One of the stated goals of risk stratification is to identify all individuals at high risk for major clinical events and to pursue treatments, when available, to prevent these events. However, for a randomized trial, this may require screening and evaluating 10–20 times as many patients to identify the 5–10 % of patients who are at high risk. Screening costs, therefore, could outpace costs of the study and its interventions and thus may prevent conduct of the study. Well-designed studies to improve risk stratification models could also incur costs that may be prohibitive as well. In clinical practice, a key goal of risk stratification is to identify those patients at low risk for clinical events who would not benefit from an expensive or invasive therapy. Notably, if an alternative therapy of equivalent efficacy and lower cost becomes available, the performance of risk stratification models could change. From a health economics perspective, recognizing high-risk groups that do not benefit from interventions due to competing risks (in addition to low-risk patients) also decreases the overall costs and increases effectiveness [1, 2, 25].

Unmet Needs

Despite advances in the approaches and techniques for developing risk stratification models over time, a number of unmet needs in this field remain. The majority of study designs used for model building are retrospective in nature given that the frequency of events is already known. In contrast, the conduct of prospective studies (observational or interventional) examining the efficacy of risk stratification models in predicting events would confirm excellent performance that is defined retrospectively. Developing consensus on strategies and evaluation plans for incorporating new tests into existing risk models is also needed as current approaches are nonsystematic. Assessing the robustness of risk stratification models in selected populations with portal hypertension is also needed with specific attention to the elderly, racial and ethnic minorities, populations with multiple comorbidities, and those residing in different geographic areas [1, 2, 6, 25].

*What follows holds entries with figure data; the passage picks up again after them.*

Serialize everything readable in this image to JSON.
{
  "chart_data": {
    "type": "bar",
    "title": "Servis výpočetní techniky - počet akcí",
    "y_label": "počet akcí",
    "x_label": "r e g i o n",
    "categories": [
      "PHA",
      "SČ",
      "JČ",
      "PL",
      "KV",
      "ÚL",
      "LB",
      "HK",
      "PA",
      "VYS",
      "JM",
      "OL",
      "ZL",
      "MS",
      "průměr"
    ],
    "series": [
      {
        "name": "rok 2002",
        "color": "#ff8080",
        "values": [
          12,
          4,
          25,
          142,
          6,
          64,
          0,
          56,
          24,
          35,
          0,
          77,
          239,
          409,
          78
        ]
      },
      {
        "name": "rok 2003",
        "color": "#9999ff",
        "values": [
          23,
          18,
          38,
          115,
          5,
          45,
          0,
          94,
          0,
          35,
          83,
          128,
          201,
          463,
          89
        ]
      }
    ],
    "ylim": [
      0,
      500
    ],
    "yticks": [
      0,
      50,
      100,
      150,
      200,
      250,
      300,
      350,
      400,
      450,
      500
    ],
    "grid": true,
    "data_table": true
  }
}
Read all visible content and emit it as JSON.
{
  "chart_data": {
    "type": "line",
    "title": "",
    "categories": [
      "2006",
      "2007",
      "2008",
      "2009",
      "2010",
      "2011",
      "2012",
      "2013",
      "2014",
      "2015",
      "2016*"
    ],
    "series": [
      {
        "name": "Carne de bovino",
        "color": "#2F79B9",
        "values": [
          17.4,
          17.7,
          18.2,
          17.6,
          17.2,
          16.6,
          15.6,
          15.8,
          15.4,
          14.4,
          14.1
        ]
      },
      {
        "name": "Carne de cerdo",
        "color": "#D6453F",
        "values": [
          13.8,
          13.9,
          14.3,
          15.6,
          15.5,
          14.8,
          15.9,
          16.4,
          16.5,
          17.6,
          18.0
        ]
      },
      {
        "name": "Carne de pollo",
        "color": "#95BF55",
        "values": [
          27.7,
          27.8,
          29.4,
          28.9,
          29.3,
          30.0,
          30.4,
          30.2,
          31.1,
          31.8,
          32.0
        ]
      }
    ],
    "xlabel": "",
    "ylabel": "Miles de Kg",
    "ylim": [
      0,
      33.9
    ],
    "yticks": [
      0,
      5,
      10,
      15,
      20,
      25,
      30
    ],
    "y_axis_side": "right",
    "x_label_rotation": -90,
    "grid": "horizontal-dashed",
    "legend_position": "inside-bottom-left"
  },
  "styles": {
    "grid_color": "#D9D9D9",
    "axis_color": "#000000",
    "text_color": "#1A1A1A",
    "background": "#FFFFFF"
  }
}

Future Pathway for Risk Stratification

Recommendations have been proposed elsewhere [1, 2, 25] that define a pathway for improving the development and application of risk stratification models, which are relevant for populations with portal hypertension:

  1. 1.

    Establishing baseline risk models composed of important, readily available clinical variables for common patient groups

  2. 2.

    Generating a consensus list of currently available risk stratification techniques that should be assessed for improving performance of baseline model

  3. 3.

    Thorough evaluation of the added prognostic utility of novel risk markers, including assessment of interactions, discrimination, calibration, model fit, and reclassification

  4. 4.

    Evaluation of optimized risk stratification approaches in randomized clinical trials

  5. 5.

    Creation of a full and transparent process for promoting clinical trials supported by all stakeholders

Conclusion

Developing and validating risk stratification models in populations with portal hypertension remains a daunting process. While locating a simple algorithm or test for predicting mortality or major clinical events is ideal, this will not be realistic given that no single test result can adequately represent the pathophysiologic complexity of portal hypertension. As methodologies for risk model development have moved from logistic regression analysis to proportional hazards techniques, an increased emphasis on developing risk scores including patients at intermediate risk of adverse clinical events will improve the relevance of predictive models. Notably, the MELD score has been able to serve in this capacity to date as compared to more traditional but categorical systems like Child-Pugh classification. There also need to be additional refinements which account for the dynamic nature of clinical variables and the knowledge of competing risks that can influence the risk for major clinical events. As risk stratification models are being developed using advanced statistical techniques in cooperation with biostatisticians, these strategies should be considered for testing in prospective randomized clinical trials to establish their utility and also to identify models where new tests can be incorporated to determine if risk stratification improves.